Once you get past “10 PRINT ‘HELLO WORLD'”, programs start to get complicated. Modern projects in object oriented languages can span hundreds of files of code, and getting a grip on the entire structure of your program and how any part relates to any other part can be difficult or impossible. CppDepend (various pricing, free feature-limited pricing) is a powerful source analysis tool that offers C++ programmers help with this problem.
To use CppDepend, you simply fire it up and point it at your project files. CppDepend will open a wide range of project formats, including .build, .sln, and .vcproj. Once you’ve got all your digital ducks in a row, you press the “analyze” button, sit back, and fairly soon (depending on the size of your project) you’ve got an analysis.

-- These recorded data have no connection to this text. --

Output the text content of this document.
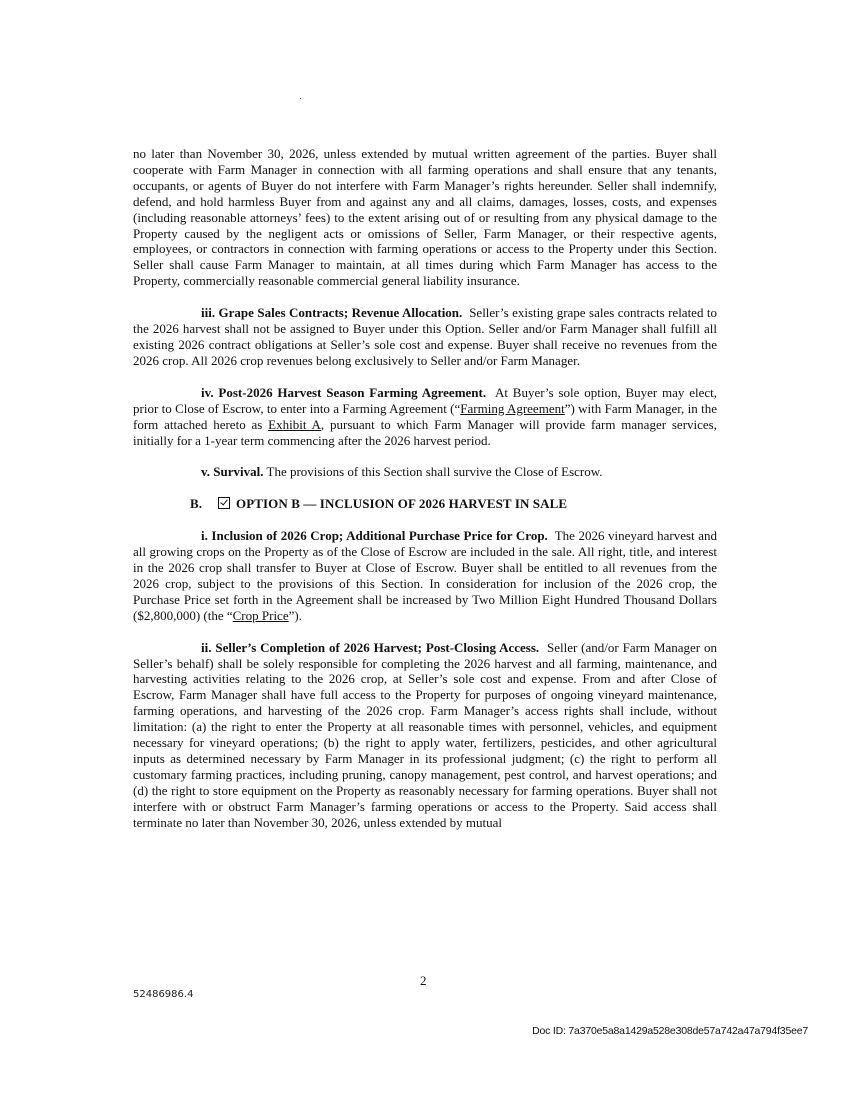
no later than November 30, 2026, unless extended by mutual written agreement of the parties. Buyer shall cooperate with Farm Manager in connection with all farming operations and shall ensure that any tenants, occupants, or agents of Buyer do not interfere with Farm Manager’s rights hereunder. Seller shall indemnify, defend, and hold harmless Buyer from and against any and all claims, damages, losses, costs, and expenses (including reasonable attorneys’ fees) to the extent arising out of or resulting from any physical damage to the Property caused by the negligent acts or omissions of Seller, Farm Manager, or their respective agents, employees, or contractors in connection with farming operations or access to the Property under this Section. Seller shall cause Farm Manager to maintain, at all times during which Farm Manager has access to the Property, commercially reasonable commercial general liability insurance.

iii. Grape Sales Contracts; Revenue Allocation. Seller’s existing grape sales contracts related to the 2026 harvest shall not be assigned to Buyer under this Option. Seller and/or Farm Manager shall fulfill all existing 2026 contract obligations at Seller’s sole cost and expense. Buyer shall receive no revenues from the 2026 crop. All 2026 crop revenues belong exclusively to Seller and/or Farm Manager.

iv. Post-2026 Harvest Season Farming Agreement. At Buyer’s sole option, Buyer may elect, prior to Close of Escrow, to enter into a Farming Agreement (“Farming Agreement”) with Farm Manager, in the form attached hereto as Exhibit A, pursuant to which Farm Manager will provide farm manager services, initially for a 1-year term commencing after the 2026 harvest period.

v. Survival. The provisions of this Section shall survive the Close of Escrow.

B.	OPTION B — INCLUSION OF 2026 HARVEST IN SALE

i. Inclusion of 2026 Crop; Additional Purchase Price for Crop. The 2026 vineyard harvest and all growing crops on the Property as of the Close of Escrow are included in the sale. All right, title, and interest in the 2026 crop shall transfer to Buyer at Close of Escrow. Buyer shall be entitled to all revenues from the 2026 crop, subject to the provisions of this Section. In consideration for inclusion of the 2026 crop, the Purchase Price set forth in the Agreement shall be increased by Two Million Eight Hundred Thousand Dollars ($2,800,000) (the “Crop Price”).

ii. Seller’s Completion of 2026 Harvest; Post-Closing Access. Seller (and/or Farm Manager on Seller’s behalf) shall be solely responsible for completing the 2026 harvest and all farming, maintenance, and harvesting activities relating to the 2026 crop, at Seller’s sole cost and expense. From and after Close of Escrow, Farm Manager shall have full access to the Property for purposes of ongoing vineyard maintenance, farming operations, and harvesting of the 2026 crop. Farm Manager’s access rights shall include, without limitation: (a) the right to enter the Property at all reasonable times with personnel, vehicles, and equipment necessary for vineyard operations; (b) the right to apply water, fertilizers, pesticides, and other agricultural inputs as determined necessary by Farm Manager in its professional judgment; (c) the right to perform all customary farming practices, including pruning, canopy management, pest control, and harvest operations; and (d) the right to store equipment on the Property as reasonably necessary for farming operations. Buyer shall not interfere with or obstruct Farm Manager’s farming operations or access to the Property. Said access shall terminate no later than November 30, 2026, unless extended by mutual

2
52486986.4
Doc ID: 7a370e5a8a1429a528e308de57a742a47a794f35ee7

The default analysis for CppDepend includes a considerable number of metrics, many of which I’ve never thought about. In addition to straightforward items such as the number of lines of code in a function, CppDepend calculates such things as efferent and afferent coupling (how many items an object depends on or depend on it) for types, classes, and field, and cyclomatic complexity (how many decision points are in a function). In addition to all this, CppDepend comes with a query language, a variant of SQL, which allows you to define things to look for.

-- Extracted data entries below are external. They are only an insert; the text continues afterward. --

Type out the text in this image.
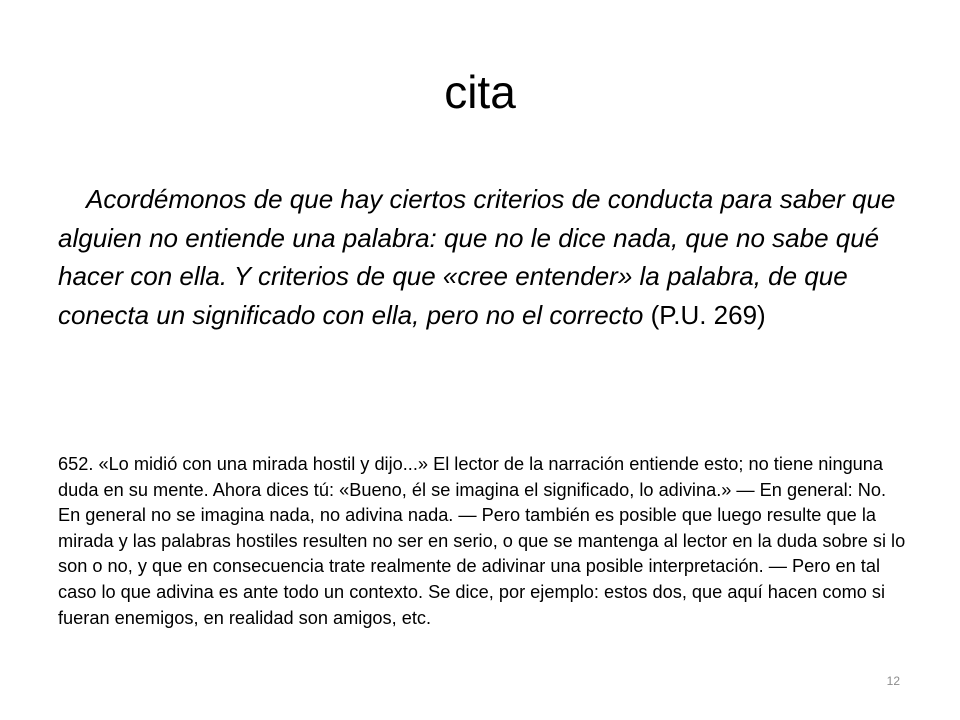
cita

Acordémonos de que hay ciertos criterios de conducta para saber que alguien no entiende una palabra: que no le dice nada, que no sabe qué hacer con ella. Y criterios de que «cree entender» la palabra, de que conecta un significado con ella, pero no el correcto (P.U. 269)

652. «Lo midió con una mirada hostil y dijo...» El lector de la narración entiende esto; no tiene ninguna duda en su mente. Ahora dices tú: «Bueno, él se imagina el significado, lo adivina.» — En general: No. En general no se imagina nada, no adivina nada. — Pero también es posible que luego resulte que la mirada y las palabras hostiles resulten no ser en serio, o que se mantenga al lector en la duda sobre si lo son o no, y que en consecuencia trate realmente de adivinar una posible interpretación. — Pero en tal caso lo que adivina es ante todo un contexto. Se dice, por ejemplo: estos dos, que aquí hacen como si fueran enemigos, en realidad son amigos, etc.

12
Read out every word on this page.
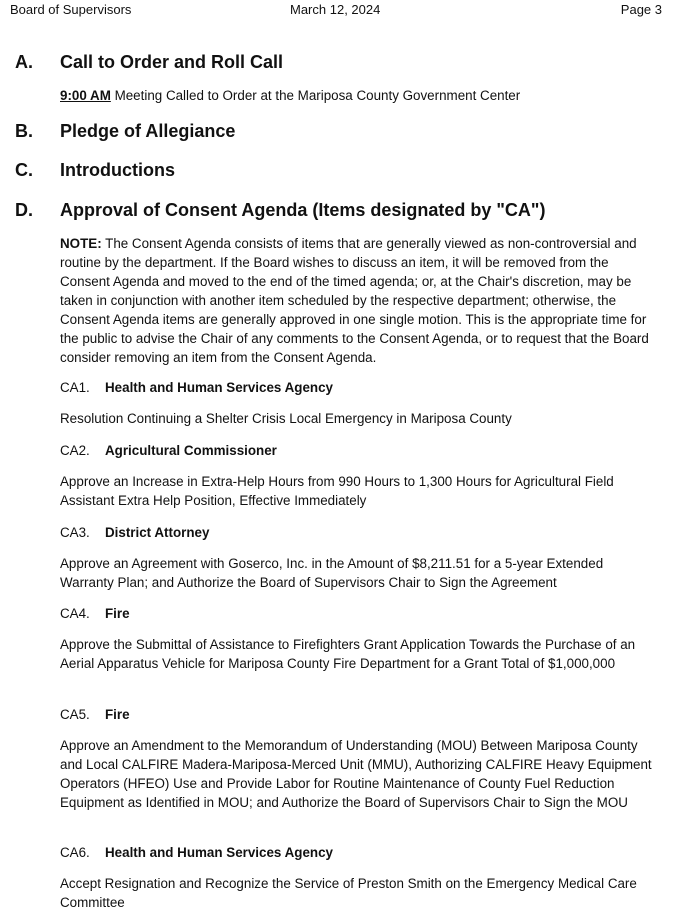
Board of Supervisors	March 12, 2024	Page 3
A. Call to Order and Roll Call
9:00 AM Meeting Called to Order at the Mariposa County Government Center
B. Pledge of Allegiance
C. Introductions
D. Approval of Consent Agenda (Items designated by "CA")
NOTE: The Consent Agenda consists of items that are generally viewed as non-controversial and routine by the department. If the Board wishes to discuss an item, it will be removed from the Consent Agenda and moved to the end of the timed agenda; or, at the Chair's discretion, may be taken in conjunction with another item scheduled by the respective department; otherwise, the Consent Agenda items are generally approved in one single motion. This is the appropriate time for the public to advise the Chair of any comments to the Consent Agenda, or to request that the Board consider removing an item from the Consent Agenda.
CA1. Health and Human Services Agency
Resolution Continuing a Shelter Crisis Local Emergency in Mariposa County
CA2. Agricultural Commissioner
Approve an Increase in Extra-Help Hours from 990 Hours to 1,300 Hours for Agricultural Field Assistant Extra Help Position, Effective Immediately
CA3. District Attorney
Approve an Agreement with Goserco, Inc. in the Amount of $8,211.51 for a 5-year Extended Warranty Plan; and Authorize the Board of Supervisors Chair to Sign the Agreement
CA4. Fire
Approve the Submittal of Assistance to Firefighters Grant Application Towards the Purchase of an Aerial Apparatus Vehicle for Mariposa County Fire Department for a Grant Total of $1,000,000
CA5. Fire
Approve an Amendment to the Memorandum of Understanding (MOU) Between Mariposa County and Local CALFIRE Madera-Mariposa-Merced Unit (MMU), Authorizing CALFIRE Heavy Equipment Operators (HFEO) Use and Provide Labor for Routine Maintenance of County Fuel Reduction Equipment as Identified in MOU; and Authorize the Board of Supervisors Chair to Sign the MOU
CA6. Health and Human Services Agency
Accept Resignation and Recognize the Service of Preston Smith on the Emergency Medical Care Committee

Since it produces a tremendous amount of information, it is no surprise that the CppDepend interface is very complicated, with many tabs, windows, and reports. The good part of this is that you don’t need to drill down through ten dialogs to find something out. The bad part is that CppDepend indulges in two sins, one venal, the other mortal.

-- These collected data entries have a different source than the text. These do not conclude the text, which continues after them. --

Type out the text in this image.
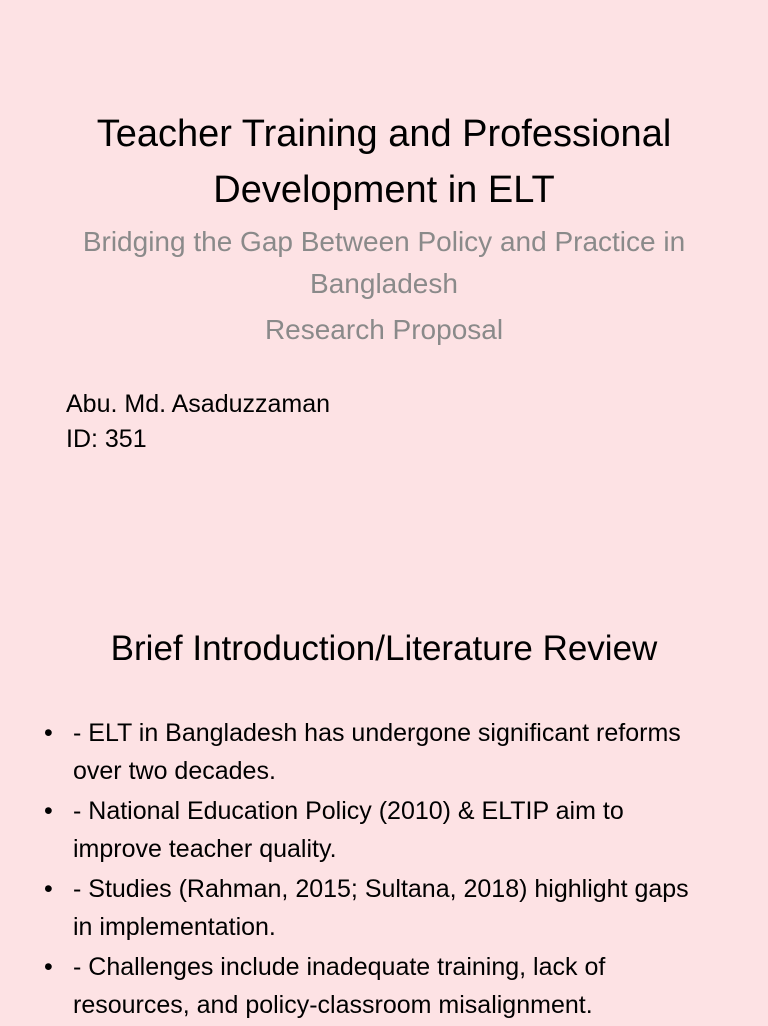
Teacher Training and Professional Development in ELT

Bridging the Gap Between Policy and Practice in Bangladesh

Research Proposal

Abu. Md. Asaduzzaman
ID: 351
Brief Introduction/Literature Review
• - ELT in Bangladesh has undergone significant reforms over two decades.
• - National Education Policy (2010) & ELTIP aim to improve teacher quality.
• - Studies (Rahman, 2015; Sultana, 2018) highlight gaps in implementation.
• - Challenges include inadequate training, lack of resources, and policy-classroom misalignment.
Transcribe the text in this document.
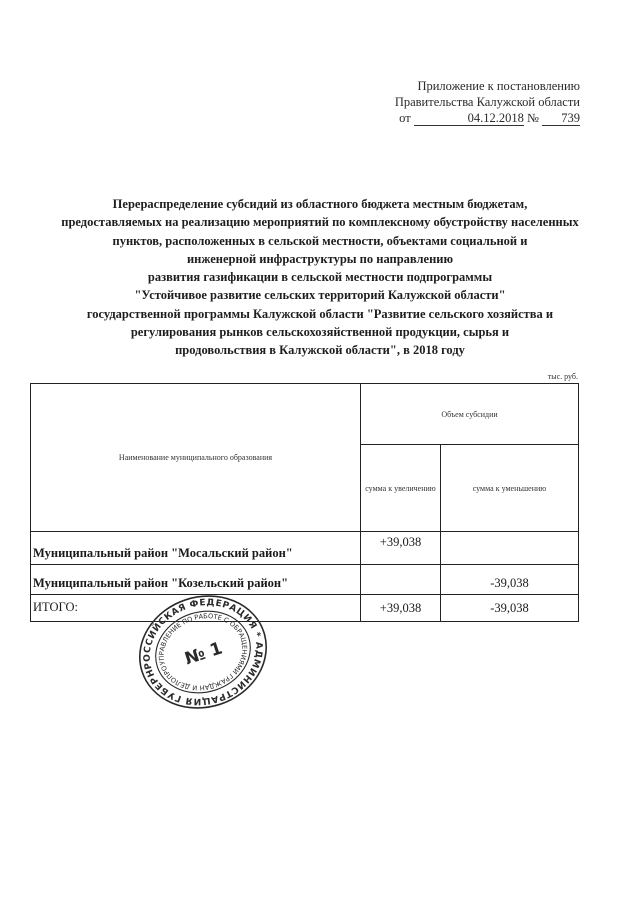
Приложение к постановлению
Правительства Калужской области
от	04.12.2018 № 739
Перераспределение субсидий из областного бюджета местным бюджетам,
предоставляемых на реализацию мероприятий по комплексному обустройству населенных
пунктов, расположенных в сельской местности, объектами социальной и
инженерной инфраструктуры по направлению
развития газификации в сельской местности подпрограммы
"Устойчивое развитие сельских территорий Калужской области"
государственной программы Калужской области "Развитие сельского хозяйства и
регулирования рынков сельскохозяйственной продукции, сырья и
продовольствия в Калужской области", в 2018 году
тыс. руб.
Наименование муниципального образования	Объем субсидии	
	сумма к увеличению	сумма к уменьшению
Муниципальный район "Мосальский район"	+39,038	
Муниципальный район "Козельский район"		-39,038
ИТОГО:	+39,038	-39,038
РОССИЙСКАЯ ФЕДЕРАЦИЯ * АДМИНИСТРАЦИЯ ГУБЕРНАТОРА
УПРАВЛЕНИЕ ПО РАБОТЕ С ОБРАЩЕНИЯМИ ГРАЖДАН И ДЕЛОПРОИЗВОДСТВУ
№ 1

The first sin is that of surprising the user. “The path of least astonishment” is the best model for interface design, and CppDepend does not follow it. Often, clicking an item or value in the main interface will fire up your default Web browser to display the result. There’s no reason to enlist Firefox to perform the kind of straightforward rendering these reports require.
The second sin, a more serious one, is in the Trial version’s deportment. It constantly reminds you it’s a trial version by leaving buttons and options seemingly enabled and then responding with pop-ups telling you this feature is not available in the trial. Sometimes, this happens very unexpectedly–I was using a feature which allowed me to drill down to show dependencies between code modules, and after 7 clicks, CppDepend reset to the default view with a message that the trial only supports adjusting the grid 7 times in a row.I appreciate that the goal of a trial is to encourage users to upgrade, but time-limited, fully-functional trials are infinitely superior to feature-limited demos, and double-infinitely superior to feature-limited demos that ambush you with those limits.
CppDepend is not really aimed at the single programmer or hobbyist market. Its feature set, and price, make it best suited for large projects with multiple developers. If you are a developer or manager of such a project–and can deal with the constant dialogs alerting you to features you’re not allowed to use–the demo version is worth a download and run.
Note: The $679 listed price is for a single license; the price per license decreases as more licenses are bought. The trial/demo version lists only the top 10 items that meet a test condition, limits how often you can drill down in the dependency graph, and has many other restrictions.